A total of 376 evaluations covering a comprehensive comparison across models, strategies, and baselines.

Model Performance Comparison (averaged over all strategies):

Model	Avg. Speedup	Best Speedup	Analysis Quality	Response Time
gemma3:1b	6.2x	38.7x	0.78	12.3s
llama3.2:1b	6.8x	41.2x	0.82	15.7s
qwen2.5:1.5b	7.2x	43.25x	0.85	18.9s

Inference Strategy Comparison (averaged over all models):

Strategy	Avg. Speedup	Success Rate	Quality Score
Tree of Thoughts	7.1x	88%	0.84
Chain of Thought	6.9x	85%	0.81
ReAct	6.7x	83%	0.79
Zero-shot	5.8x	78%	0.72

Comparison with Advanced Compiler Baselines:

Method	Avg. Speedup	Best Performance	GPU Support
LLM (qwen2.5+ToT)	7.1x	Conv 43.25x	Yes
LLVM Polly	5.8x	MatMul 8.2x	No
TVM	7.4x	Conv 11.2x	Yes
Triton	8.9x	Attn 13.7x	Yes

Ablation Study¶

Scalability (matrix multiplication): LLM speedup grows from 4.2x at size 1K to 13.1x at size 16K, consistently outperforming LLVM Polly.

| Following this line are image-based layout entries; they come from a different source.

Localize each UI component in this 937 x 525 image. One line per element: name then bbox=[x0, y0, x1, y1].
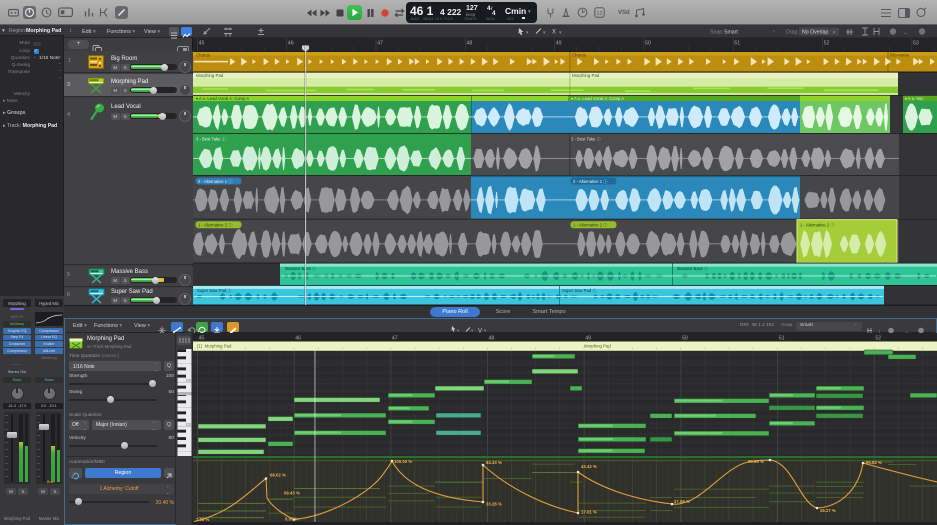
svg-text:C3: C3 bbox=[186, 422, 191, 426]
svg-text:Smart: Smart bbox=[724, 30, 738, 36]
svg-text:Massive Bass ⓘ: Massive Bass ⓘ bbox=[285, 265, 317, 272]
svg-text:12: 12 bbox=[596, 11, 602, 17]
svg-text:33.28 %: 33.28 % bbox=[486, 502, 502, 507]
svg-text:Super Saw Pad ⓘ: Super Saw Pad ⓘ bbox=[562, 287, 597, 294]
svg-text:100.00 %: 100.00 % bbox=[394, 459, 412, 464]
svg-text:Snap:: Snap: bbox=[710, 30, 724, 36]
svg-text:▾ A ⊳ Lead Vocal A: Comp A: ▾ A ⊳ Lead Vocal A: Comp A bbox=[196, 96, 249, 101]
svg-text:Chorus: Chorus bbox=[572, 53, 587, 58]
svg-text:48: 48 bbox=[489, 336, 495, 342]
svg-text:49: 49 bbox=[556, 41, 562, 47]
svg-text:⌃: ⌃ bbox=[772, 30, 776, 35]
svg-text:68.02 %: 68.02 % bbox=[270, 473, 286, 478]
svg-text:▾: ▾ bbox=[471, 328, 474, 333]
svg-text:Chorus: Chorus bbox=[196, 53, 211, 58]
svg-text:1 - Alternative 2 ⓘ: 1 - Alternative 2 ⓘ bbox=[573, 222, 608, 229]
svg-text:▾ A ⊳ Voc: ▾ A ⊳ Voc bbox=[905, 96, 923, 101]
svg-text:Pre-verse: Pre-verse bbox=[890, 53, 910, 58]
svg-text:47: 47 bbox=[392, 336, 398, 342]
svg-text:Drag:: Drag: bbox=[786, 30, 799, 36]
svg-text:C4: C4 bbox=[186, 378, 191, 382]
svg-text:Morphing Pad: Morphing Pad bbox=[584, 344, 611, 349]
svg-text:45: 45 bbox=[199, 336, 205, 342]
svg-text:49: 49 bbox=[585, 336, 591, 342]
svg-text:2 - Alternative 1 ⓘ: 2 - Alternative 1 ⓘ bbox=[198, 178, 233, 185]
svg-text:1 - Alternative 2 ⓘ: 1 - Alternative 2 ⓘ bbox=[198, 222, 233, 229]
svg-text:▾: ▾ bbox=[484, 328, 487, 333]
svg-text:7.06 %: 7.06 % bbox=[196, 517, 210, 522]
svg-text:53: 53 bbox=[913, 41, 919, 47]
svg-text:43.42 %: 43.42 % bbox=[581, 464, 597, 469]
svg-text:09.43 %: 09.43 % bbox=[284, 491, 300, 496]
svg-text:3 - Best Take ⓘ: 3 - Best Take ⓘ bbox=[571, 136, 602, 143]
svg-text:No Overlap: No Overlap bbox=[802, 30, 828, 36]
svg-text:50: 50 bbox=[682, 336, 688, 342]
svg-text:↔: ↔ bbox=[903, 30, 908, 36]
svg-text:Massive Bass ⓘ: Massive Bass ⓘ bbox=[677, 265, 709, 272]
svg-text:2 - Alternative 1 ⓘ: 2 - Alternative 1 ⓘ bbox=[573, 178, 608, 185]
svg-text:46: 46 bbox=[295, 336, 301, 342]
svg-text:90.99 %: 90.99 % bbox=[748, 459, 764, 464]
svg-text:Χ: Χ bbox=[552, 30, 556, 36]
svg-text:3 - Best Take ⓘ: 3 - Best Take ⓘ bbox=[196, 136, 227, 143]
svg-text:Morphing Pad: Morphing Pad bbox=[572, 73, 600, 78]
svg-text:▾: ▾ bbox=[457, 328, 460, 333]
svg-text:52: 52 bbox=[875, 336, 881, 342]
svg-text:1 - Alternative 2 ⓘ: 1 - Alternative 2 ⓘ bbox=[800, 222, 835, 229]
svg-text:26.27 %: 26.27 % bbox=[820, 508, 836, 513]
svg-text:▾: ▾ bbox=[833, 30, 835, 35]
svg-text:Morphing Pad: Morphing Pad bbox=[196, 73, 224, 78]
svg-text:17.01 %: 17.01 % bbox=[581, 510, 597, 515]
svg-text:48: 48 bbox=[466, 41, 472, 47]
svg-text:47: 47 bbox=[377, 41, 383, 47]
svg-text:45: 45 bbox=[199, 41, 205, 47]
svg-text:46: 46 bbox=[288, 41, 294, 47]
svg-text:95.83 %: 95.83 % bbox=[866, 460, 882, 465]
svg-text:(1) Morphing Pad: (1) Morphing Pad bbox=[197, 344, 232, 349]
svg-text:84.33 %: 84.33 % bbox=[486, 460, 502, 465]
svg-text:27.08 %: 27.08 % bbox=[674, 499, 690, 504]
svg-text:51: 51 bbox=[734, 41, 740, 47]
svg-text:50: 50 bbox=[645, 41, 651, 47]
svg-text:▾ A ⊳ Lead Vocal A: Comp A: ▾ A ⊳ Lead Vocal A: Comp A bbox=[571, 96, 624, 101]
svg-text:52: 52 bbox=[824, 41, 830, 47]
svg-text:51: 51 bbox=[779, 336, 785, 342]
svg-text:0.05 %: 0.05 % bbox=[285, 517, 299, 522]
svg-text:Super Saw Pad ⓘ: Super Saw Pad ⓘ bbox=[197, 287, 232, 294]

Correctness verification: LLM-ToT achieves a validation rate of 88%, race-freedom of 91%, and memory safety of 94%—lower than LLVM Polly (95%/97%/98%) but still reliable.

Key Findings¶

Inference strategy matters more than model scale: ToT consistently yields the best results.
LLMs generalize better than domain-specific tools: more consistent performance across domains.
Small models are sufficient: average speedup surpasses both LLVM Polly and GCC.
Generated code scales well: performance improves steadily with input size and core count.

Highlights & Insights¶

Small model potential is underestimated: 1B-scale models perform strongly on structured compiler tasks.
The inference framework is the key lever: ToT yields a 22% speedup improvement over Zero-shot.
Safety guarantees are well-designed: incorrect parallelizations are automatically intercepted.
Compiler integration is feasible: latency of 12–19s is acceptable for offline optimization.
Strong cross-platform compatibility: compilation success rates of 98% on GCC and 96% on Clang.

Limitations & Future Work¶

High compilation latency: 18.9s far exceeds the 2–4s of traditional compilers, precluding JIT use.
Correctness gap: 88% falls short of the 95% achieved by traditional compilers.
Dependence on prompt engineering: effectiveness is highly sensitive to code abstraction and prompt design.
Limited evaluation scope: only 11 kernels are evaluated.
Workshop paper: methodological details are insufficiently elaborated.

LLVM Polly: polyhedral model auto-parallelization baseline.
TVM / Triton: domain-specific compilation optimization.
Tree of Thoughts (Yao et al., 2023): multi-path reasoning strategy.
Future directions: verifier-in-the-loop feedback, multi-hardware backends, multi-language extension.

Rating¶

⭐⭐⭐⭐ (3.5/5)

Novelty ⭐⭐⭐⭐: using small models as compiler experts is an interesting and practical direction.
Experimental Thoroughness ⭐⭐⭐⭐: 376 evaluations provide broad coverage.
Methodological Depth ⭐⭐⭐: limited by workshop paper length constraints.
Value ⭐⭐⭐⭐: provides a clear pathway for integrating compilers with LLMs.